The digital meemoo archive contains a huge amount of audiovisual content. Now, as part of the Gecoördineerd Initiatief voor Erfgoeddigitalisering (GIVE - ‘Coordinated Initiative for Heritage digitisation), we’re addressing the fact that this content is not easily searchable, due to a lack of descriptive metadata, for the government and cultural sector. And now we have some good news for the media sector as well, because the Shared AI project has been approved to launch at the end of the year.

In order to stimulate technological innovation in the media sector, Flemish Minister Benjamin Dalle last year announced a call for tenders for this digital transformation project. Together with VRT (Flemish public broadcaster) and regional broadcasters, we submitted a project for media content metadata enrichment in a regional context. And it was approved at the end of last year! So, from the end of this year, we will be focusing on speech, entity and facial recognition, just like in the GIVE project. Together, we’re building a solid foundation for more uniform metadata across different media. 

Bridge builders

Using metadata to describe content from different partners together at the same time is a unique and extremely valuable process. This approach makes it possible, for example, to identify individuals across different content and even from different partners. Combining metadata and linking it to an external source such as Wikidata also makes the content easy to search.
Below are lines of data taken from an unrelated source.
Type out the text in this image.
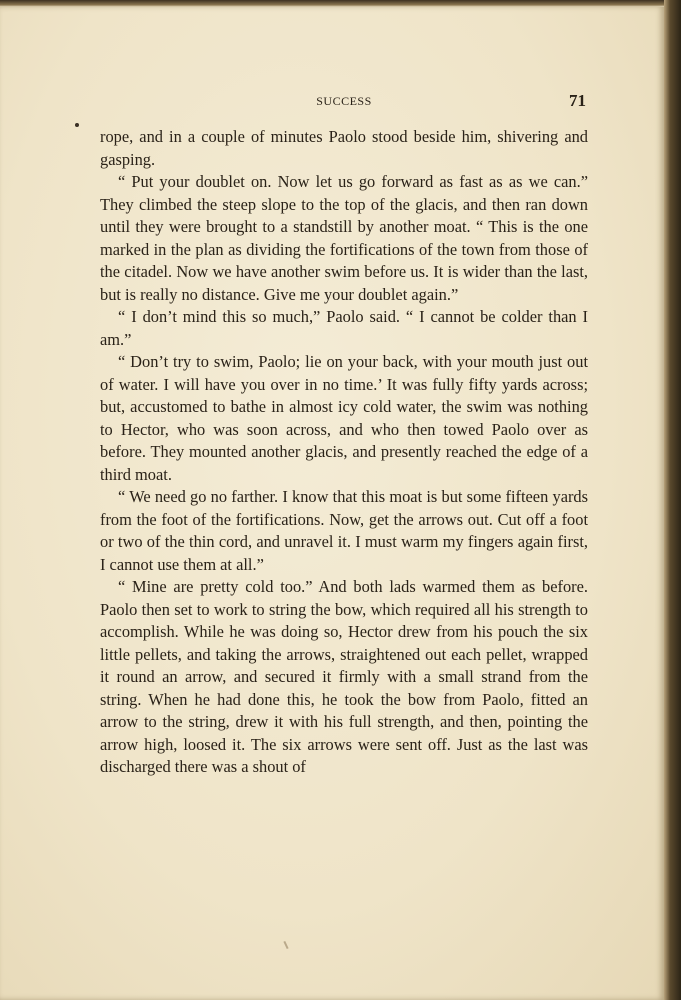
SUCCESS	71

rope, and in a couple of minutes Paolo stood beside him, shivering and gasping.

“ Put your doublet on. Now let us go forward as fast as as we can.” They climbed the steep slope to the top of the glacis, and then ran down until they were brought to a standstill by another moat. “ This is the one marked in the plan as dividing the fortifications of the town from those of the citadel. Now we have another swim before us. It is wider than the last, but is really no distance. Give me your doublet again.”

“ I don’t mind this so much,” Paolo said. “ I cannot be colder than I am.”

“ Don’t try to swim, Paolo; lie on your back, with your mouth just out of water. I will have you over in no time.’ It was fully fifty yards across; but, accustomed to bathe in almost icy cold water, the swim was nothing to Hector, who was soon across, and who then towed Paolo over as before. They mounted another glacis, and presently reached the edge of a third moat.

“ We need go no farther. I know that this moat is but some fifteen yards from the foot of the fortifications. Now, get the arrows out. Cut off a foot or two of the thin cord, and unravel it. I must warm my fingers again first, I cannot use them at all.”

“ Mine are pretty cold too.” And both lads warmed them as before. Paolo then set to work to string the bow, which required all his strength to accomplish. While he was doing so, Hector drew from his pouch the six little pellets, and taking the arrows, straightened out each pellet, wrapped it round an arrow, and secured it firmly with a small strand from the string. When he had done this, he took the bow from Paolo, fitted an arrow to the string, drew it with his full strength, and then, pointing the arrow high, loosed it. The six arrows were sent off. Just as the last was discharged there was a shout of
How are we allocating roles?

Project partner VRT has already built up lots of knowledge about metadata enrichment via artificial intelligence (AI), and will focus on implementing shared authorities or sources. Among other things, the regional broadcasters AVS, BRUZZ, De Buren, RING TV, RMM and RTV will help to consider different ways to implement workflows within their editorial processes. The fact that they are all rallying behind this project results in very beneficial economies of scale.

Structural collaborations with VRT and the regional broadcasters are nothing new to us: we’ve been archiving, digitising and providing access to their archival materials for years already. And we will therefore be holding the reins in this new project, which will further continue to build on the knowledge and systems that we’re currently building in the GIVE metadata project – so it’s an ideal match.

Image: The facial recognition process applied to a photo of actor Josse De Pauw and dancer Fumiyo Ikeda (ca. 1979), Michiel Hendryckx, CC0.

This project is part of the Flemish Government’s Resilience Recovery Plan.